We want to check our values against the test vectors. We will start by deriving the first receiving address for path m/86'/0'/0'/0/0.

bx hd-private -i 0 xprv9xgqHN7yz9MwCkxsBPN5qetuNdQSUttZNKw1dcYTV4mkaAFiBVGQziHs3NRSWMkCzvgjEe3n9xV8oYywvM8at9yRqyaZVz6TYYhX98VjsUk
# xprvA1n4fAv8WWZbfAECqqZsPxRCCaBUqLXF9VdqK1RMAhcyyAoM3fGx6ytPfVrTHMhqLqGLJP4pgLBsQKYb53tnM3vSDPS6U756uWfrF2TpcXS

bx hd-private -i 0 xprvA1n4fAv8WWZbfAECqqZsPxRCCaBUqLXF9VdqK1RMAhcyyAoM3fGx6ytPfVrTHMhqLqGLJP4pgLBsQKYb53tnM3vSDPS6U756uWfrF2TpcXS
# xprvA449goEeU9okwCzzZaxiy475EQGQzBkc65su82nXEvcwzfSskb2hAt2WymrjyRL6kpbVTGL3cKtp9herYXSjjQ1j4stsXXiRF7kXkCacK3T

bx hd-to-public xprvA449goEeU9okwCzzZaxiy475EQGQzBkc65su82nXEvcwzfSskb2hAt2WymrjyRL6kpbVTGL3cKtp9herYXSjjQ1j4stsXXiRF7kXkCacK3T
# xpub6H3W6JmYJXN49h5TfcVjLC3onS6uPeUTTJoVvRC8oG9vsTn2J8LwigLzq5tHbrwAzH9DGo6ThGUdWsqce8dGfwHVBxSbixjDADGGdzF7t2B

For the Schnorr-specific internal and output keys we use schnorr-tool. From that we will encode the bech32m address which should match the one we got from our wallet.

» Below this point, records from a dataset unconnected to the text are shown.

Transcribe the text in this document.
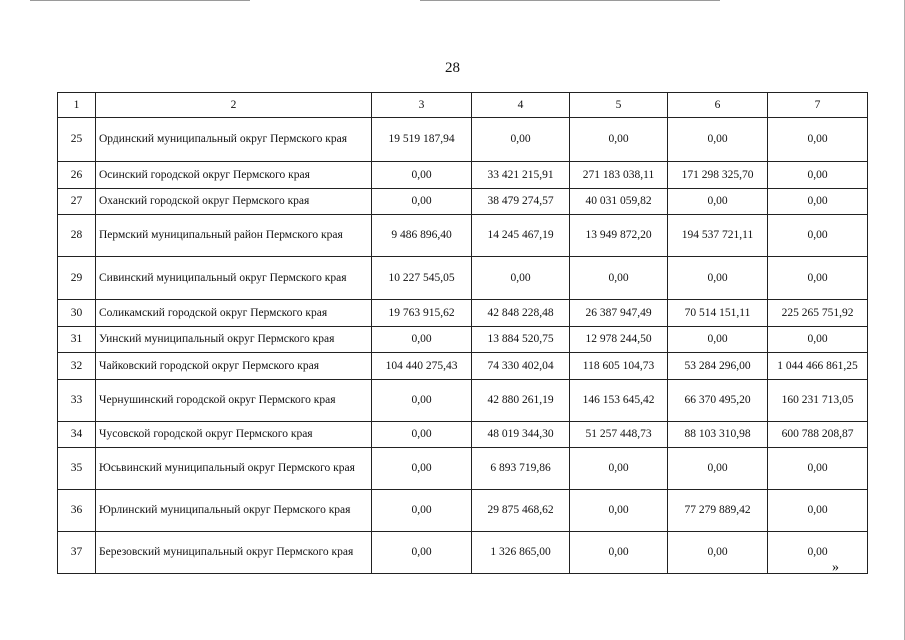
28
1	2	3	4	5	6	7
25	Ординский муниципальный округ Пермского края	19 519 187,94	0,00	0,00	0,00	0,00
26	Осинский городской округ Пермского края	0,00	33 421 215,91	271 183 038,11	171 298 325,70	0,00
27	Оханский городской округ Пермского края	0,00	38 479 274,57	40 031 059,82	0,00	0,00
28	Пермский муниципальный район Пермского края	9 486 896,40	14 245 467,19	13 949 872,20	194 537 721,11	0,00
29	Сивинский муниципальный округ Пермского края	10 227 545,05	0,00	0,00	0,00	0,00
30	Соликамский городской округ Пермского края	19 763 915,62	42 848 228,48	26 387 947,49	70 514 151,11	225 265 751,92
31	Уинский муниципальный округ Пермского края	0,00	13 884 520,75	12 978 244,50	0,00	0,00
32	Чайковский городской округ Пермского края	104 440 275,43	74 330 402,04	118 605 104,73	53 284 296,00	1 044 466 861,25
33	Чернушинский городской округ Пермского края	0,00	42 880 261,19	146 153 645,42	66 370 495,20	160 231 713,05
34	Чусовской городской округ Пермского края	0,00	48 019 344,30	51 257 448,73	88 103 310,98	600 788 208,87
35	Юсьвинский муниципальный округ Пермского края	0,00	6 893 719,86	0,00	0,00	0,00
36	Юрлинский муниципальный округ Пермского края	0,00	29 875 468,62	0,00	77 279 889,42	0,00
37	Березовский муниципальный округ Пермского края	0,00	1 326 865,00	0,00	0,00	0,00
»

bx hd-to-ec xprvA449goEeU9okwCzzZaxiy475EQGQzBkc65su82nXEvcwzfSskb2hAt2WymrjyRL6kpbVTGL3cKtp9herYXSjjQ1j4stsXXiRF7kXkCacK3T
# 41f41d69260df4cf277826a9b65a3717e4eeddbeedf637f212ca096576479361

schnorr-tool internal-key 41f41d69260df4cf277826a9b65a3717e4eeddbeedf637f212ca096576479361
# cc8a4bc64d897bddc5fbc2f670f7a8ba0b386779106cf1223c6fc5d7cd6fc115

schnorr-tool tweak cc8a4bc64d897bddc5fbc2f670f7a8ba0b386779106cf1223c6fc5d7cd6fc115
# 2ca01ed85cf6b6526f73d39a1111cd80333bfdc00ce98992859848a90a6f0258

schnorr-tool output-key cc8a4bc64d897bddc5fbc2f670f7a8ba0b386779106cf1223c6fc5d7cd6fc115 2ca01ed85cf6b6526f73d39a1111cd80333bfdc00ce98992859848a90a6f0258
# a60869f0dbcf1dc659c9cecbaf8050135ea9e8cdc487053f1dc6880949dc684c

schnorr-tool output-script a60869f0dbcf1dc659c9cecbaf8050135ea9e8cdc487053f1dc6880949dc684c
# 5120a60869f0dbcf1dc659c9cecbaf8050135ea9e8cdc487053f1dc6880949dc684c

schnorr-tool address a60869f0dbcf1dc659c9cecbaf8050135ea9e8cdc487053f1dc6880949dc684c
# bc1p5cyxnuxmeuwuvkwfem96lqzszd02n6xdcjrs20cac6yqjjwudpxqkedrcr

Seeing that the test vectors and the two addresses match provides verification that the process is correct and that we can trust it to initialize wallets with non-trivial random seed phrases.

Conclusion

Performing operations like this manually help us understand the inner workings of the protocol as well as increasing our confidence in the use of Bitcoin Core as a tool. Furthermore it allows us to gain finer control of our wallet's behavior.

Make sure to try this on testnet/regtest first before putting real money on the line.